それなのに、私の心は・・跳ねたりしない。
翔平くんが私を今井先輩の元へ送り出したことが悲しくて、ズキズキ痛むだけだ。
翔平くんを追いかけたいのに、追いかけられない。
だって、きっと・・私は翔平くんの心の中には入り込めない。
私を可愛くしてあげるって言ってくれたのは、振られた場面をみて不憫に思ったからでしょう?

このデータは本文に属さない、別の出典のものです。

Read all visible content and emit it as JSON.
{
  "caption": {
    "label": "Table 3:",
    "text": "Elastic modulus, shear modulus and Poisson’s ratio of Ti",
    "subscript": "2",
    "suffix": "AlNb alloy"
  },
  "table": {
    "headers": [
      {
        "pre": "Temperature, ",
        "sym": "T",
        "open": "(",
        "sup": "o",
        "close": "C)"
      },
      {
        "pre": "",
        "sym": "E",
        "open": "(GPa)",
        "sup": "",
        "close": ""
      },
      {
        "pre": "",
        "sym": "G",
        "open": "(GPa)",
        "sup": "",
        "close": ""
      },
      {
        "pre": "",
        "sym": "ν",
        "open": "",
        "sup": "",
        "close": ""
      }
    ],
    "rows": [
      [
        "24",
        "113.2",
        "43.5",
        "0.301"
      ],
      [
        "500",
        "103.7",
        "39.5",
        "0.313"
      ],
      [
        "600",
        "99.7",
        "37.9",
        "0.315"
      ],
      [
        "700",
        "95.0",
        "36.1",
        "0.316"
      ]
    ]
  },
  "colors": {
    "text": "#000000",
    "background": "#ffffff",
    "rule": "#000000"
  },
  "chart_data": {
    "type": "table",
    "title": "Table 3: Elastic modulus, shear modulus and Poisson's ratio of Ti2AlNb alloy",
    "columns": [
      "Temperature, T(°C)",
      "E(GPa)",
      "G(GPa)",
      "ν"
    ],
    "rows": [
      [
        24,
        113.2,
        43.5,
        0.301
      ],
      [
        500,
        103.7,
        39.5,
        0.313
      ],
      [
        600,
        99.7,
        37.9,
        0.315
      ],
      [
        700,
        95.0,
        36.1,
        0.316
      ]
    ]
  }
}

私の事を、少しでも恋愛感情として気にかけてくれるわけない。
だって、そうだとしたら・・私は今、今井先輩の元になんていないもん。
「君、名前は?ぜひまた会いたいな?」
今井先輩が私の手の甲にキスを落とす。
論外だよ、なんて言ったくせに。
私がセクシーな格好をすれば会いたいって行ってくれるの?
告白した私のことなんて、憶えてないんだね。
モテモテだし、仕方ないのかもしれないけど。
「今井先輩・・・」
「なんだい?」
「可愛いって言ってください」
「可愛いよ、君は。とっても素敵だ」
こんなにカッコイイ今井先輩が私にこんなこと言ってくれるなんて、夢みたい。
って思うはずなの。
前までの私なら・・。
でも今は、その言葉に視界が霞んじゃう。